Each experiment is repeated 20 times to reduce the effects of randomness. The gear fault diagnosis results of the four methods are shown in Figure 11. Specifically, the training accuracy of the four methods is 100%. The performance of SF model is the most unsatisfactory, and the testing accuracy is 87.82% ± 0.91%. The testing accuracies of L1-SF and L2-SF are 88% and 90%, respectively. By contrast, the proposed DSF model achieved the highest testing accuracy of 99.11% ± 0.11%. Meanwhile, the average computing time of DSF model is 9.58 s, and the computing time of three comparison methods is about 5 times that of DSF model. In conclusion, the proposed DSF method can achieve the highest accuracy and robustness in acoustic signal fault diagnosis.

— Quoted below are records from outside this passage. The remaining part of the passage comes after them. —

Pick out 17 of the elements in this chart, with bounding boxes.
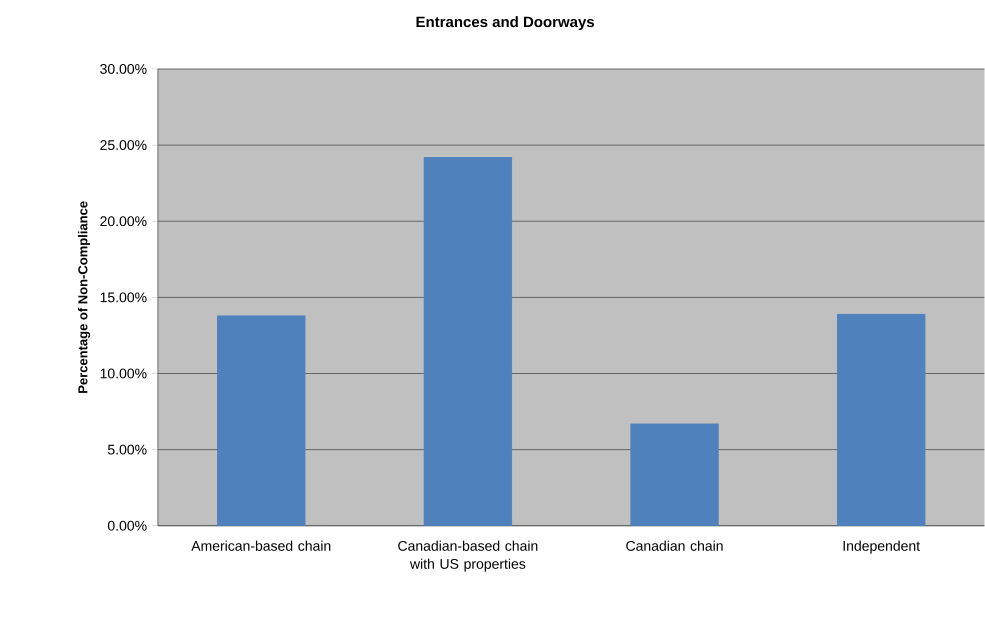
x-tick-label: American-based chain — [191, 540, 330, 552]
x-tick-label: Canadian-based chain with US properties — [398, 540, 538, 572]
chart-title: Entrances and Doorways — [416, 16, 594, 30]
x-tick-label: Canadian chain — [626, 540, 723, 552]
y-tick-label: 10.00% — [100, 368, 147, 379]
x-tick-label: Independent — [844, 540, 920, 554]
y-tick-label: 0.00% — [108, 520, 147, 531]
bar — [837, 314, 926, 526]
y-axis-title: Percentage of Non-Compliance — [78, 202, 90, 394]
bar — [217, 316, 306, 526]
y-tick-label: 20.00% — [100, 216, 147, 226]
y-tick-label: 25.00% — [100, 140, 147, 150]
bar — [424, 157, 512, 526]
y-tick-label: 5.00% — [108, 444, 147, 455]
y-tick-label: 15.00% — [100, 292, 147, 302]
bar — [630, 424, 719, 526]
y-tick-label: 30.00% — [100, 64, 147, 74]
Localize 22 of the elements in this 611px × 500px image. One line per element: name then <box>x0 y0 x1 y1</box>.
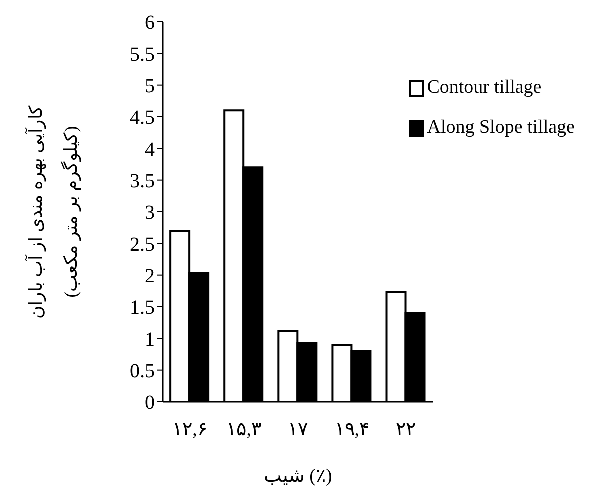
y-tick-label: 0.5 <box>130 360 155 382</box>
x-tick-label: ۲۲ <box>396 419 416 440</box>
y-axis-title: کارآیی بهره مندی از آب باران (کیلوگرم بر متر مکعب) <box>25 105 82 319</box>
y-tick-label: 0 <box>145 392 155 414</box>
y-tick-label: 2.5 <box>130 234 155 256</box>
y-tick-label: 5.5 <box>130 44 155 66</box>
y-tick-label: 3.5 <box>130 170 155 192</box>
y-tick-label: 4.5 <box>130 107 155 130</box>
y-tick-label: 1.5 <box>130 297 155 320</box>
x-axis-title: شیب (٪) <box>264 466 332 487</box>
y-tick-label: 1 <box>145 328 155 351</box>
y-tick-label: 6 <box>145 12 155 34</box>
legend-label: Contour tillage <box>427 76 542 100</box>
x-tick-label: ۱۹,۴ <box>334 419 370 440</box>
y-tick-label: 2 <box>145 265 155 288</box>
x-tick-label: ۱۲,۶ <box>172 419 208 440</box>
x-tick-label: ۱۷ <box>288 419 308 440</box>
x-tick-label: ۱۵,۳ <box>226 419 262 440</box>
y-tick-label: 4 <box>145 138 155 161</box>
y-tick-label: 5 <box>145 75 155 98</box>
y-tick-label: 3 <box>145 202 155 224</box>
legend-label: Along Slope tillage <box>427 116 575 140</box>
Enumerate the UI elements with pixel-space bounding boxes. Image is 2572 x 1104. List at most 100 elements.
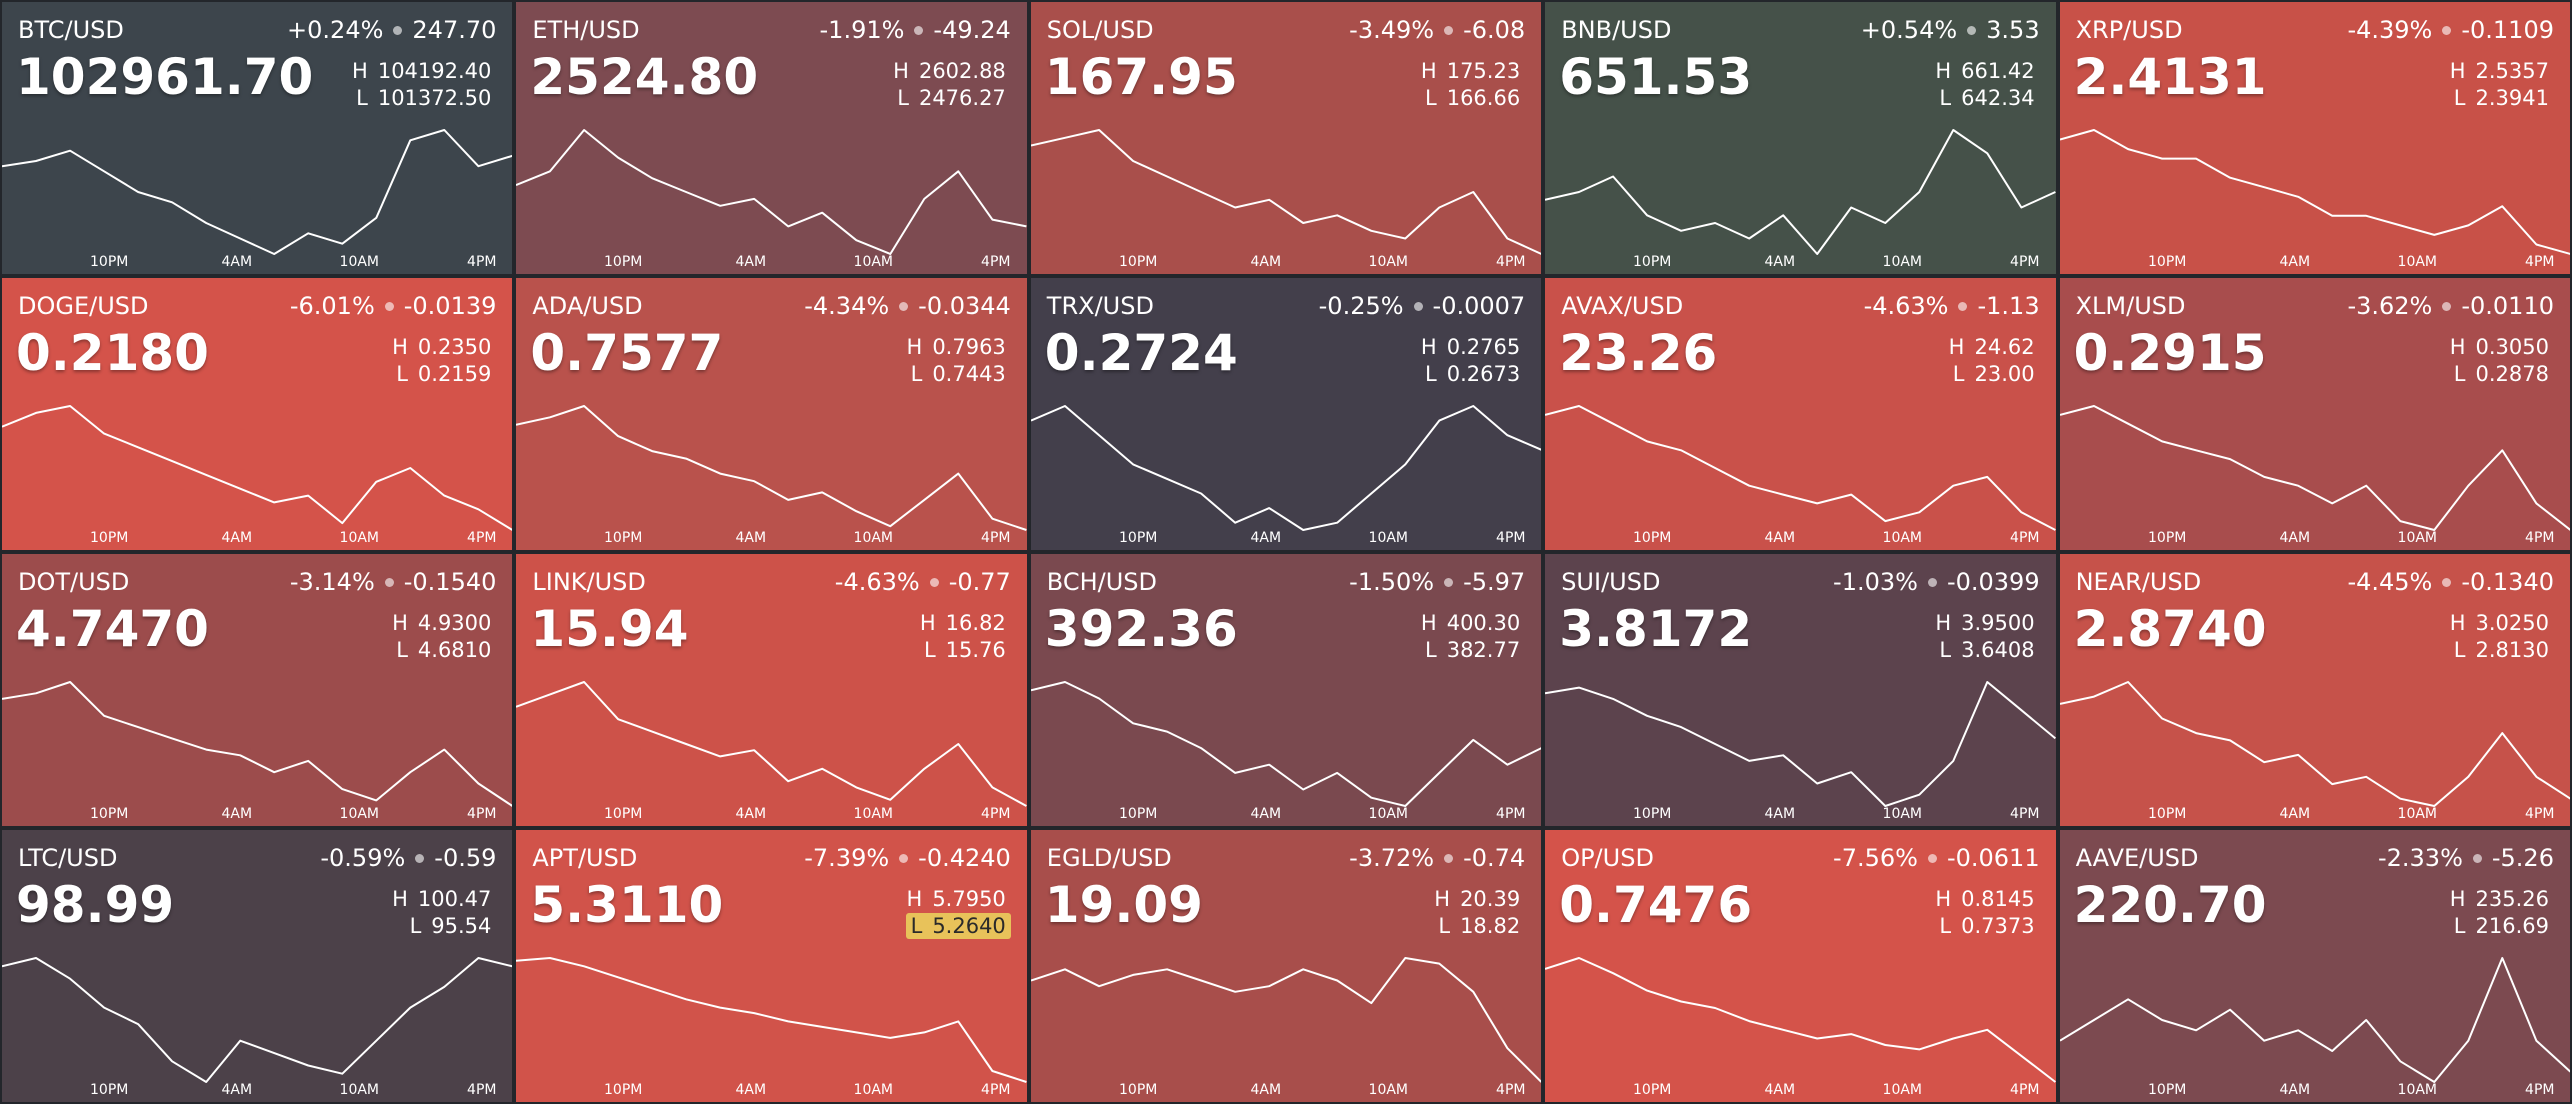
high-value: 100.47	[417, 887, 492, 911]
change: -3.14% -0.1540	[290, 568, 497, 596]
change-percent: -1.91%	[819, 16, 905, 44]
time-tick-label: 10PM	[1119, 254, 1157, 270]
high-label: H	[1948, 335, 1965, 359]
change: -1.50% -5.97	[1349, 568, 1525, 596]
high-value: 0.7963	[932, 335, 1006, 359]
change-amount: -0.1340	[2461, 568, 2554, 596]
change: -0.59% -0.59	[320, 844, 496, 872]
low-value: 18.82	[1460, 914, 1521, 938]
low-value: 166.66	[1446, 86, 1521, 110]
time-tick-label: 4AM	[1250, 530, 1281, 546]
price: 23.26	[1559, 324, 1718, 382]
symbol: SUI/USD	[1561, 568, 1661, 596]
time-tick-label: 4AM	[1765, 254, 1796, 270]
separator-dot	[384, 577, 394, 587]
sparkline-chart: 10PM 4AM 10AM 4PM	[516, 681, 1027, 822]
price: 2.4131	[2073, 48, 2267, 106]
ticker-tile: AVAX/USD -4.63% -1.13 23.26 H 24.62 L 23.00 10PM…	[1545, 278, 2056, 550]
high-value: 2602.88	[918, 59, 1006, 83]
change-amount: -0.74	[1463, 844, 1526, 872]
time-tick-label: 10PM	[1119, 530, 1157, 546]
sparkline-chart: 10PM 4AM 10AM 4PM	[2, 957, 513, 1098]
sparkline	[516, 405, 1027, 531]
sparkline	[1030, 957, 1542, 1083]
time-tick-label: 4AM	[221, 254, 252, 270]
time-tick-label: 4PM	[1496, 254, 1525, 270]
symbol: ADA/USD	[532, 292, 643, 320]
high-label: H	[906, 335, 923, 359]
high-row: H 0.2350	[387, 334, 496, 360]
low-row: L 23.00	[1948, 361, 2040, 387]
time-tick-label: 4PM	[981, 530, 1010, 546]
change-amount: -0.0611	[1946, 844, 2040, 872]
time-tick-label: 10PM	[1633, 530, 1671, 546]
low-label: L	[396, 362, 408, 386]
high-row: H 0.3050	[2445, 334, 2554, 360]
time-tick-label: 10AM	[1368, 806, 1407, 822]
time-tick-label: 10PM	[90, 254, 128, 270]
time-tick-label: 4PM	[2010, 806, 2039, 822]
high-row: H 175.23	[1416, 58, 1525, 84]
time-tick-label: 10AM	[854, 530, 893, 546]
sparkline	[2, 957, 513, 1083]
change: -7.56% -0.0611	[1833, 844, 2040, 872]
separator-dot	[2442, 25, 2452, 35]
price: 220.70	[2073, 876, 2267, 934]
sparkline-chart: 10PM 4AM 10AM 4PM	[516, 405, 1027, 546]
change: -1.03% -0.0399	[1833, 568, 2040, 596]
high-value: 2.5357	[2475, 59, 2549, 83]
symbol: DOT/USD	[18, 568, 130, 596]
symbol: LTC/USD	[18, 844, 118, 872]
change: -6.01% -0.0139	[290, 292, 497, 320]
time-tick-label: 10PM	[604, 530, 642, 546]
low-value: 23.00	[1974, 362, 2035, 386]
symbol: AAVE/USD	[2075, 844, 2199, 872]
time-tick-label: 10AM	[2397, 530, 2436, 546]
time-tick-label: 10AM	[340, 1082, 379, 1098]
change-amount: -0.0399	[1946, 568, 2040, 596]
time-tick-label: 4AM	[1250, 254, 1281, 270]
high-value: 175.23	[1446, 59, 1521, 83]
high-row: H 0.7963	[902, 334, 1011, 360]
sparkline-chart: 10PM 4AM 10AM 4PM	[2059, 681, 2570, 822]
high-row: H 400.30	[1416, 610, 1525, 636]
sparkline-chart: 10PM 4AM 10AM 4PM	[2059, 957, 2570, 1098]
time-tick-label: 4PM	[467, 530, 496, 546]
price: 4.7470	[16, 600, 209, 658]
time-tick-label: 4PM	[981, 806, 1010, 822]
low-row: L 2.3941	[2449, 85, 2554, 111]
low-label: L	[910, 362, 923, 386]
time-tick-label: 4PM	[981, 1082, 1010, 1098]
time-tick-label: 10PM	[2148, 254, 2186, 270]
time-tick-label: 4AM	[221, 530, 252, 546]
time-tick-label: 4AM	[221, 1082, 252, 1098]
ticker-tile: TRX/USD -0.25% -0.0007 0.2724 H 0.2765 L 0.2673…	[1030, 278, 1542, 550]
change-amount: -49.24	[933, 16, 1011, 44]
change: -1.91% -49.24	[820, 16, 1011, 44]
high-row: H 16.82	[915, 610, 1011, 636]
high-label: H	[2449, 611, 2466, 635]
low-value: 0.7443	[932, 362, 1006, 386]
ticker-tile: DOT/USD -3.14% -0.1540 4.7470 H 4.9300 L 4.6810…	[2, 554, 513, 826]
low-value: 4.6810	[417, 638, 492, 662]
time-tick-label: 10AM	[854, 1082, 893, 1098]
high-label: H	[893, 59, 909, 83]
time-tick-label: 10AM	[2397, 806, 2436, 822]
time-tick-label: 4AM	[1765, 806, 1796, 822]
change-percent: -2.33%	[2377, 844, 2463, 872]
sparkline-chart: 10PM 4AM 10AM 4PM	[1545, 129, 2056, 270]
price: 2.8740	[2073, 600, 2267, 658]
price: 392.36	[1044, 600, 1238, 658]
sparkline-chart: 10PM 4AM 10AM 4PM	[1030, 957, 1542, 1098]
sparkline	[2059, 405, 2570, 531]
low-row: L 4.6810	[391, 637, 496, 663]
change-amount: -1.13	[1977, 292, 2040, 320]
high-row: H 100.47	[387, 886, 496, 912]
change-percent: -0.59%	[320, 844, 406, 872]
price: 0.7577	[530, 324, 724, 382]
low-value: 2.3941	[2475, 86, 2549, 110]
low-value: 2476.27	[918, 86, 1006, 110]
time-tick-label: 4PM	[2525, 1082, 2554, 1098]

The average accuracies of the five health conditions are shown in Figure 12. It can be determined that the four methods can precisely diagnose the health condition of PC. However, the three comparison methods have lower testing accuracies for health conditions NC, PP, WC, and WP. In contrast, DSF model can overcome this shortcoming and accurately diagnose the five health conditions.

To confirm the performance of the proposed DSF model, the t-distributed stochastic neighbor embedding (t-SNE) is applied to obtain the first two dimensions of learned features and the results are shown in Figure 13. It can be seen from Figure 13(a) that the features of the same health condition are well clustered. However, ten points of WC were misclassified to PP, and five points of NC were misclassified to WC, which explains the phenomenon that this method obtains low diagnosis accuracy for the health conditions of PP and WC. In Figures 13(b) and 13(c), the interval between NC, WC, and NC is not obvious; there are also more points that are misclassified. It is worth noting that each feature cluster of the DSF method is separated, and only four points of WC were mistakenly assigned to NC, and three points of WP were mistakenly assigned to PC, which means that the extracted features of DSF model are more recognizable.

5. Conclusion

In this paper, a batch-normalized DSF model is proposed to process acoustic signals for fault diagnosis. Two SF models are stacked to extract the deep features of acoustic signals, and the optimal weight is obtained by fine-tuning process of BP algorithm. The experiment results of bearing and gearbox dataset show that the DSF model can also achieve high test accuracy in the case of insufficient training samples. Meanwhile, compared with other SF models, DSF can get the highest accuracy and the least computing time, which shows that the proposed method is more efficient in feature extraction.

Data Availability

The data used to support the findings of this study are available from the corresponding author upon request.

Conflicts of Interest

The authors declare no conflicts of interest regarding this publication.


This work was supported by China Postdoctoral Science Foundation (2019M662399) and the Project of Shandong Province Higher Educational Young Innovative Talent Introduction and Cultivation Team (Performance Enhancement of Deep Coal Mining Equipment).